While I previously concluded that iOS 6 stole the show at WWDC, Apple’s announcement of the Retina display MacBook Pro is definitely a close second. While I abandoned my MacBook Pro when the second generation MacBook Air arrived on the scene, this is the only MacBook Pro since that’s genuinely tempted me to go Pro again.
The fuss, of course is all the about the pixels. It’s the first time that Apple’s used its previously iOS-only Retina display in a larger-format OS X device. Shipping the world’s highest resolution notebook display is a brilliant move on Apple’s part because like it tempted me, it’s sure to tempt many Mac users away from the less-expensive MacBook Air and toward the (presumably) higher-margin MacBook Pro.
One aspect of the MBP Retina display that piqued my interest is Apple’s claim that it has 75 percent less reflection than previous MBP displays. Not being a fan of Apple’s switch to high-gloss displays, I always opt for the “anti-glare” option whenever available — even when Apple charges a premium for it.

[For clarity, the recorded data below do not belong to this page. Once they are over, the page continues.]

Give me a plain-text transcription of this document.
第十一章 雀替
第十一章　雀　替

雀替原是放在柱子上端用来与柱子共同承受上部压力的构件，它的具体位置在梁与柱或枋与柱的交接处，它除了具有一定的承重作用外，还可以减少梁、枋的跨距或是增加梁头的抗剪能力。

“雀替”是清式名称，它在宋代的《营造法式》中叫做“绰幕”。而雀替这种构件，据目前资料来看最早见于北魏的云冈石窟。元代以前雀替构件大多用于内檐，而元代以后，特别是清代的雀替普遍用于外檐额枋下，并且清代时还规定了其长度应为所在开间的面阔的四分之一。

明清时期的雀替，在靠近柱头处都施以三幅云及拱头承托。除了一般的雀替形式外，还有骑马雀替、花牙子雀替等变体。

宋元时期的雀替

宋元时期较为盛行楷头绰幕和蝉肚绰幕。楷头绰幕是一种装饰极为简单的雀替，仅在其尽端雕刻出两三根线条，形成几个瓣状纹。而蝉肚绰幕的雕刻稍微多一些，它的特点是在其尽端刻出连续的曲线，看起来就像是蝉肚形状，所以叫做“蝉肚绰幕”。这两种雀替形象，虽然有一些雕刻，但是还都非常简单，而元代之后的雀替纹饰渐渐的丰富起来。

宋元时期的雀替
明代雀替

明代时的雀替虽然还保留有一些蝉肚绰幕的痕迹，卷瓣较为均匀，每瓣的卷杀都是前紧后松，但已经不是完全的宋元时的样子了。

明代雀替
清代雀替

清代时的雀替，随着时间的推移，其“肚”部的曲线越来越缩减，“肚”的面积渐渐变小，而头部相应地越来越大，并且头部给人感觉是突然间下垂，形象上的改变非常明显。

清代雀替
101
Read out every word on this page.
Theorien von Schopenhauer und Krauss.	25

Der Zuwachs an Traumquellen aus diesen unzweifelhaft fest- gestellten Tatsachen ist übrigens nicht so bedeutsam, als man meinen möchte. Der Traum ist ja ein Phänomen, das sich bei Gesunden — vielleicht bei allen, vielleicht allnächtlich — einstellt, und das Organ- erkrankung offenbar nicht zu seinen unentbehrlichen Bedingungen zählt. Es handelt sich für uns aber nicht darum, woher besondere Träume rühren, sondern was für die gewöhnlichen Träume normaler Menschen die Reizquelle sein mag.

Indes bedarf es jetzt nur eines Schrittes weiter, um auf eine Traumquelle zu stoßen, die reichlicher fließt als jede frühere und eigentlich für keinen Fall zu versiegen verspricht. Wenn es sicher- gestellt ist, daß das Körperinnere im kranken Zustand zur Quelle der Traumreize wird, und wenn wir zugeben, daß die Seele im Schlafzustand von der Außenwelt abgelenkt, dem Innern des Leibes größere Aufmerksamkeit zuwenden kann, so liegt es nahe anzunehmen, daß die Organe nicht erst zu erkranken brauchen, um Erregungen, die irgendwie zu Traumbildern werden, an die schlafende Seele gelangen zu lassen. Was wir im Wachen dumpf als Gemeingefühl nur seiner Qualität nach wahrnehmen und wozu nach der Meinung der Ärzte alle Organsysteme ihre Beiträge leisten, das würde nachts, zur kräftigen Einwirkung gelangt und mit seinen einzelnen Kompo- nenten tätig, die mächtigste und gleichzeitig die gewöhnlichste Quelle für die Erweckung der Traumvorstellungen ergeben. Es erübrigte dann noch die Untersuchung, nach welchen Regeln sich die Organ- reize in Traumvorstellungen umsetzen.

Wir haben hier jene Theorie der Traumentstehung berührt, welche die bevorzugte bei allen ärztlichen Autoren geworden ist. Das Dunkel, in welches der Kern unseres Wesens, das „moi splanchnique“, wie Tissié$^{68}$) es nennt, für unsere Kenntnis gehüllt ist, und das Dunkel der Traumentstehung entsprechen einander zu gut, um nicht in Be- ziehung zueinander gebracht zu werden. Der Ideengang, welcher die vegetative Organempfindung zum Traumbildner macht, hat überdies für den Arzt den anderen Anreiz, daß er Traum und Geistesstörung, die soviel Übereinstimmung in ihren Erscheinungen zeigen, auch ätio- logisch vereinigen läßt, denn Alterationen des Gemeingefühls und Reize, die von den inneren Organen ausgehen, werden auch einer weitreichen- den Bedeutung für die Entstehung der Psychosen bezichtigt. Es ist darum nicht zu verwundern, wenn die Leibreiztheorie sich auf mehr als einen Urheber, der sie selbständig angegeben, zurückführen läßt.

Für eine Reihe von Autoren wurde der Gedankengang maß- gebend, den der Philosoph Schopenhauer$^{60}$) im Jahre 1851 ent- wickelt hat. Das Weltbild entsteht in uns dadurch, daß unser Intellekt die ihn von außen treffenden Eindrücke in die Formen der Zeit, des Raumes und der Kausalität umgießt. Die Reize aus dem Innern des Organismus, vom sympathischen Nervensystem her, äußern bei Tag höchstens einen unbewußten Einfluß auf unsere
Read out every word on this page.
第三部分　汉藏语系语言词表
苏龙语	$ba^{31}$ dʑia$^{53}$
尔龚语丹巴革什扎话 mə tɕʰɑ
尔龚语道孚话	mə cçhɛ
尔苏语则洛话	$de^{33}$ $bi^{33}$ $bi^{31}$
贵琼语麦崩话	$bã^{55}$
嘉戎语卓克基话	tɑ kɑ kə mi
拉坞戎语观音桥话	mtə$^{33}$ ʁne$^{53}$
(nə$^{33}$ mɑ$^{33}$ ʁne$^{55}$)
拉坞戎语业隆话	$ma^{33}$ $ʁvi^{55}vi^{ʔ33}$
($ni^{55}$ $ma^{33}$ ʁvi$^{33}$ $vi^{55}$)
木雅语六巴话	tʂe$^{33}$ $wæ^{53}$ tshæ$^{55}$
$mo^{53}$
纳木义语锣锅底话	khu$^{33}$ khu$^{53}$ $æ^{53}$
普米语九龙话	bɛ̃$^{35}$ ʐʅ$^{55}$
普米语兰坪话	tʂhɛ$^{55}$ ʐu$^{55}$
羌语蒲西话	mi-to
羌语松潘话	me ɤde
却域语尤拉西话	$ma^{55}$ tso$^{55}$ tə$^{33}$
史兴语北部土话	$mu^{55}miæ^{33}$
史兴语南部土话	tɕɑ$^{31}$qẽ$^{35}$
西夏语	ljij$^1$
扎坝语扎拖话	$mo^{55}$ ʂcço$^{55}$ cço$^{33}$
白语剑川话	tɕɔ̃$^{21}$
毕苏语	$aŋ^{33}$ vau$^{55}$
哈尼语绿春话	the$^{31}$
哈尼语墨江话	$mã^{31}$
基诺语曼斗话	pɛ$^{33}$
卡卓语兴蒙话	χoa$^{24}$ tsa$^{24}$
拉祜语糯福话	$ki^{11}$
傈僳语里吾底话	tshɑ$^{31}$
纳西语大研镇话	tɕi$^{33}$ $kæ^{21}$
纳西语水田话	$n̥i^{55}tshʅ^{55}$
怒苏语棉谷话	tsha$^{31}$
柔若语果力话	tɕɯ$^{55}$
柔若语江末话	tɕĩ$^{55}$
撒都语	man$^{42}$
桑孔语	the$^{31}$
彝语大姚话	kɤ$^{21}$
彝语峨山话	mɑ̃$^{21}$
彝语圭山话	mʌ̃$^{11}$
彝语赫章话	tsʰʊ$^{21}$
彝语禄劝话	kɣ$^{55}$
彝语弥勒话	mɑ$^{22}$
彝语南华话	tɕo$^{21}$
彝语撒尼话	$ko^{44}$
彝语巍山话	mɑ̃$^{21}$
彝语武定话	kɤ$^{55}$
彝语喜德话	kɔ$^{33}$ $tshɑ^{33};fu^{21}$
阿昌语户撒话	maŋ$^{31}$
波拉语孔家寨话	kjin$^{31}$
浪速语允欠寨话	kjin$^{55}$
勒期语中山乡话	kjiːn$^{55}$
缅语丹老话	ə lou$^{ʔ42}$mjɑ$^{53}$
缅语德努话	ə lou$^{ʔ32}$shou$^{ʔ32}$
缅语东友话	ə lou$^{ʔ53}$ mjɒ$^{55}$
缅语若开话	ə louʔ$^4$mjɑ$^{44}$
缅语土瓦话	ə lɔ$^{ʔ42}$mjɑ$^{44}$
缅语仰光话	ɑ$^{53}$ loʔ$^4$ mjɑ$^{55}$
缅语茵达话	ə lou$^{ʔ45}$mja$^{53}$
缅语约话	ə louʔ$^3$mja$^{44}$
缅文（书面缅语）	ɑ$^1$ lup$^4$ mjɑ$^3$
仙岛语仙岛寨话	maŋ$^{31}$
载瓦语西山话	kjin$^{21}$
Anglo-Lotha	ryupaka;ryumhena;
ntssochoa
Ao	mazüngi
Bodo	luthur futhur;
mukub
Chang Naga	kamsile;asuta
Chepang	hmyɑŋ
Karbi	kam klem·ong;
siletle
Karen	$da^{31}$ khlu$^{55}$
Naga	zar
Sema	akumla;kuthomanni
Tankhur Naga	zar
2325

The problem is that even though one could interpret Apple’s statement as saying that the new Retina MBP has an anti-glare screen, they’d be wrong. Dr. Raymond M. Soneira, President of DisplayMate Technologies Corporation refutes Apple’s claim and notes that it’s more like “a 25 percent reduction to 75 percent Reflectance.”
Soneira has been studying Apple’s screen reflectance (translation:glare) since 2004 and all of his Mobile Shoot-Out articles include lab measurements of total and mirror reflections from displays. While he’s glad that Apple is making glare (or lack thereof) a marketing issue, it appears that Apple is cooking the books a little when it comes to actual results.
According to Apple the MacBook Pro Retina display doesn’t have a separate pane of glass over it with an air gap (like the new iPad 3 does) which effectively lowers the screen reflectance (like it does on the iPhone 4). Just not as much as Apple would have you believe.
Anecdotal evidence from users in the Apple discussion forums appears to concur. The Retina display is less glossy that the previous MBP model, but has more glare than the prior incarnations anti-glare screen.
The good news is that at 220 Pixels Per Inch (PPI) a person with 20/20 vision won’t resolve the individual pixels on the display as long as their viewing distance is at least 15.6 inches, which meets Apple’s criterion for a “Retina” display. Although Soneira notes that 220 PPI isn’t even close to resolution of an actual human retina, which is about twice as high.
I believe that the Retina display will eventually trickle down into the the MacBook Air (and all Macs for that matter) so I’m willing to stay with the MacBook Air for now — besides it saves me some weight in my backpack and keeps some weight in my wallet.